Wie vereine ich diese 3 Sachen? Tomcat, JPA und JSF?


----------



## maki (10. Nov 2011)

> Was mache ich falsch?


IMHO ein paar Dinge.

Aber als erstes fällt mir auf, dass du ein nicht-JSF Projekt mit JPA als Grundlage/Beispiel für ein geplantes JSF Projekt mit JPA hernehmen willst..

Es gibt mehr als genug Beispiele wie man JSF & JPA kombiniert (Google hilft beim finden), wieso nicht eines davon nehmen?


----------



## Deadalus (10. Nov 2011)

TheCritter hat gesagt.:


> Wie vereine ich diese 3 Sachen? Tomcat, JPA und JSF?



-> Apache TomEE

Ok da bekommst du noch ein bischen mehr dazu, aber es zwingt dich ja niemand es zu benutzen. Gut wenns nur darum geht dir unnötig Stress zu machen löst das natürlich nicht dein Problem ;-)


----------



## TheCritter (10. Nov 2011)

maki hat gesagt.:


> IMHO ein paar Dinge.
> 
> Aber als erstes fällt mir auf, dass du ein nicht-JSF Projekt mit JPA als Grundlage/Beispiel für ein geplantes JSF Projekt mit JPA hernehmen willst..
> 
> Es gibt mehr als genug Beispiele wie man JSF & JPA kombiniert (Google hilft beim finden), wieso nicht eines davon nehmen?

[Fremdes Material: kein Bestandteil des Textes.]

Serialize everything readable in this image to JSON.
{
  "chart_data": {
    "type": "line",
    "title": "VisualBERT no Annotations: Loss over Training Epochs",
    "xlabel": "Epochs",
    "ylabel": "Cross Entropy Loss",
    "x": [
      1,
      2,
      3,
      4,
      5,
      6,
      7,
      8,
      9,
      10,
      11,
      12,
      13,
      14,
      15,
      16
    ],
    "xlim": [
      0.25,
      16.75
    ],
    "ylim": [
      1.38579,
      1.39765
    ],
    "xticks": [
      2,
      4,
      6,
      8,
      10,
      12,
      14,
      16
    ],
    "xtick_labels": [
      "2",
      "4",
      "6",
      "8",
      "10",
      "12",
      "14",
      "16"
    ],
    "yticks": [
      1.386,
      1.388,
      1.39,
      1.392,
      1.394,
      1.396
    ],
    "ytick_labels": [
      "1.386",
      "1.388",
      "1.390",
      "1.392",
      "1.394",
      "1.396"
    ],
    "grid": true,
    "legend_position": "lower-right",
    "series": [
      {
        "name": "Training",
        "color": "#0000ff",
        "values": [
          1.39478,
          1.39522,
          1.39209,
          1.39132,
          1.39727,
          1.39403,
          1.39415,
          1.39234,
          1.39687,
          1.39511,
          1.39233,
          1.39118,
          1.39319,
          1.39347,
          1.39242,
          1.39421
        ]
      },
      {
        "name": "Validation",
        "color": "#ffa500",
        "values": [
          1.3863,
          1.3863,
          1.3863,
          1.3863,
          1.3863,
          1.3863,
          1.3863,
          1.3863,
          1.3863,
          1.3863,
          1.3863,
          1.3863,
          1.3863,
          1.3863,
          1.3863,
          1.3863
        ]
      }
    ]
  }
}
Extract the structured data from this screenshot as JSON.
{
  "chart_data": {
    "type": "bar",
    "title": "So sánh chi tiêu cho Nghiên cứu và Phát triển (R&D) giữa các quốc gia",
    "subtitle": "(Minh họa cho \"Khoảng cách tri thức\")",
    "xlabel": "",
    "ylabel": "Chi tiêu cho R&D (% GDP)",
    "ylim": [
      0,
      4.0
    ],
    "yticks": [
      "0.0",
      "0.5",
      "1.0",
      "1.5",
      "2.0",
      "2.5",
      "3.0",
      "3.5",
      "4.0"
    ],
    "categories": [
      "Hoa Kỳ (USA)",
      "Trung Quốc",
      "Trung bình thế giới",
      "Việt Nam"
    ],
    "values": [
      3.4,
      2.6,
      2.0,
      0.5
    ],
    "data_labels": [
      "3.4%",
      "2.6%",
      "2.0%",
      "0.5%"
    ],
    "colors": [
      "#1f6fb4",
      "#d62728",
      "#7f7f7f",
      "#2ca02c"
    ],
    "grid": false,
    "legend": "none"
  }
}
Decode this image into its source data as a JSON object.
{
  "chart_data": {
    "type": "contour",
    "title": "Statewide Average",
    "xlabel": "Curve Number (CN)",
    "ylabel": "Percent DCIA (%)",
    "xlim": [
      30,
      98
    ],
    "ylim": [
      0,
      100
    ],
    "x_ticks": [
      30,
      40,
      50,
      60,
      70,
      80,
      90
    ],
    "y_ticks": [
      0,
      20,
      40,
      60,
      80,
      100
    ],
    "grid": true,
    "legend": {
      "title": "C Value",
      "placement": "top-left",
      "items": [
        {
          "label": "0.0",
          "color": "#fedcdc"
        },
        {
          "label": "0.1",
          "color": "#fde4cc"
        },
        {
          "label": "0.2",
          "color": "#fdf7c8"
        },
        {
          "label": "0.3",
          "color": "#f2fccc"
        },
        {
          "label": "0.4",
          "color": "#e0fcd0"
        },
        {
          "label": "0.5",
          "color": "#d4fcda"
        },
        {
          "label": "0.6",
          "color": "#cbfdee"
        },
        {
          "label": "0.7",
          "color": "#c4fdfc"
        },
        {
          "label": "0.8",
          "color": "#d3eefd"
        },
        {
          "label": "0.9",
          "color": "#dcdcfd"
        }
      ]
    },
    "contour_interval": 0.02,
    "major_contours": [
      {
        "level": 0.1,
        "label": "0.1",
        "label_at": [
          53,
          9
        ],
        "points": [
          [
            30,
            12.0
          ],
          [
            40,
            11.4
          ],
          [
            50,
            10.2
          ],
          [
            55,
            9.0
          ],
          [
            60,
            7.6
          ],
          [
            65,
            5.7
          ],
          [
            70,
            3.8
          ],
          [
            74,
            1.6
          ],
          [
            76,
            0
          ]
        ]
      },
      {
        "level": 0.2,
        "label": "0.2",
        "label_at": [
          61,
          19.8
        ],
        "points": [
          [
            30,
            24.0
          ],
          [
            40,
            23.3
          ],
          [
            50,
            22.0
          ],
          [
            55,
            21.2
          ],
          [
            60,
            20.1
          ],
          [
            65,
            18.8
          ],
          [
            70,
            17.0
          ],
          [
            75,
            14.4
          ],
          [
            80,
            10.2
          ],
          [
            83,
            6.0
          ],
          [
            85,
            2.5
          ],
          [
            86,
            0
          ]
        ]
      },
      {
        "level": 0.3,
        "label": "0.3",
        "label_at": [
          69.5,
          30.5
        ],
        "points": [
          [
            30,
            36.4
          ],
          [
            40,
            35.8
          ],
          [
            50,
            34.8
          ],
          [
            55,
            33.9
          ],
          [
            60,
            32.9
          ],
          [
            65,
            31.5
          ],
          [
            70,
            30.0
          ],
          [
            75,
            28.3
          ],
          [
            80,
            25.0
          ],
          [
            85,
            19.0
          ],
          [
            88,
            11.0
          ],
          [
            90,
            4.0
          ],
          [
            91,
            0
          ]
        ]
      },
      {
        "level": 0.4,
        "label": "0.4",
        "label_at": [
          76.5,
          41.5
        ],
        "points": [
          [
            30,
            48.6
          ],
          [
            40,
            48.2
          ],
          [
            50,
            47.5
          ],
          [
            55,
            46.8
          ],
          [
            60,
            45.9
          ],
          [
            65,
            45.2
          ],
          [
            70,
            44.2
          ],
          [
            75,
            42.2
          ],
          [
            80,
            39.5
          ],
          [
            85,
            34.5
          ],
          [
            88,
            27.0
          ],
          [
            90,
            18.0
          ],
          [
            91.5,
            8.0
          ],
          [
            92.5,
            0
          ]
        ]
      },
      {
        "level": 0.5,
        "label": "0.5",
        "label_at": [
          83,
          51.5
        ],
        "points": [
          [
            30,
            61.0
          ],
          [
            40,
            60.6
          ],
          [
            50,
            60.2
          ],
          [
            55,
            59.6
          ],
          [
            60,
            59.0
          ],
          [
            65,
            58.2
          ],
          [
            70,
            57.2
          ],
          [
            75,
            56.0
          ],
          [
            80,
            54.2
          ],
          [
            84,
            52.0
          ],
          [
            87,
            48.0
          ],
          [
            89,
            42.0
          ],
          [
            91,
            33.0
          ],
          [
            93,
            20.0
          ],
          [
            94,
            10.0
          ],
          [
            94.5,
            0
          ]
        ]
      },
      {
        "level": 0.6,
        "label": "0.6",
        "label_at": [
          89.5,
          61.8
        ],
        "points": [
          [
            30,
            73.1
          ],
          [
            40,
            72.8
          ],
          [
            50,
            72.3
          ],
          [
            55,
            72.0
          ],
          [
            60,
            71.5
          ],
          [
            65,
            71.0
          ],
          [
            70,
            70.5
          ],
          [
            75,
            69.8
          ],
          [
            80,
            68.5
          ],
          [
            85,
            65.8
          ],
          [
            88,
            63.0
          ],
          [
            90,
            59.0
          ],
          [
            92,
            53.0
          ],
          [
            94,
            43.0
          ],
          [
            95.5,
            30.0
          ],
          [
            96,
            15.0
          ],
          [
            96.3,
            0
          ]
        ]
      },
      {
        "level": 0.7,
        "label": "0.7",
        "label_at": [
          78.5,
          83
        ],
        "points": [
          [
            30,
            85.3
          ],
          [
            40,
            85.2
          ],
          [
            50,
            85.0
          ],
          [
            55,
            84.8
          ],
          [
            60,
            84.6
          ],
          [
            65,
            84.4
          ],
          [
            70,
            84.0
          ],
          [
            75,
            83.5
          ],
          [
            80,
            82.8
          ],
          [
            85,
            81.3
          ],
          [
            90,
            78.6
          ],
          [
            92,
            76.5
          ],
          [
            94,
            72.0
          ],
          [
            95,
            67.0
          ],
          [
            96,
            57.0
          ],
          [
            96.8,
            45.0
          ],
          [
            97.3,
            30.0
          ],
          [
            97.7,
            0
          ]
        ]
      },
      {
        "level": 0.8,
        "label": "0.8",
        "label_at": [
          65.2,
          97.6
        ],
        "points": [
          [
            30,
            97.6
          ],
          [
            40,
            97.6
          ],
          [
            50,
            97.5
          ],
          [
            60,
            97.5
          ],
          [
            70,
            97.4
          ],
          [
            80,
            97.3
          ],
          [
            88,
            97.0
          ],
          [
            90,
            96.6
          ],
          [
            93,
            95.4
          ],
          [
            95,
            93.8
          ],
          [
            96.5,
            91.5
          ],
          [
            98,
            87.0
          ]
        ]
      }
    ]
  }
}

Du hast mich nicht ganz verstanden. Das ist ja das Problem dass ich keine Beispiele in der Richtung finde. Es gibt alle möglichen Kombinationen, aber nicht alle 3 vereint. Glaube mir, ich google schon seit Tagen nach so einen Beispiel. Wäre das so einfach, so hätte ich hier nicht geschrieben.

Zu TomEE, ist das wirklich die einzige Möglichkeit für JPA auf Tomcat oder ist das "nur" die bequemste?


----------



## Deadalus (10. Nov 2011)

Was versprichst du dir denn bitte von dieser Combi. Warum willst du krampfhaft einen sinnvollen Standard also das JEE 6 Web Profile zerpflücken? 

Möglich ist das auf jeden Fall. Es gibt nur keinen einzigen Vorteil aber dafür einen Haufen Nachteile. 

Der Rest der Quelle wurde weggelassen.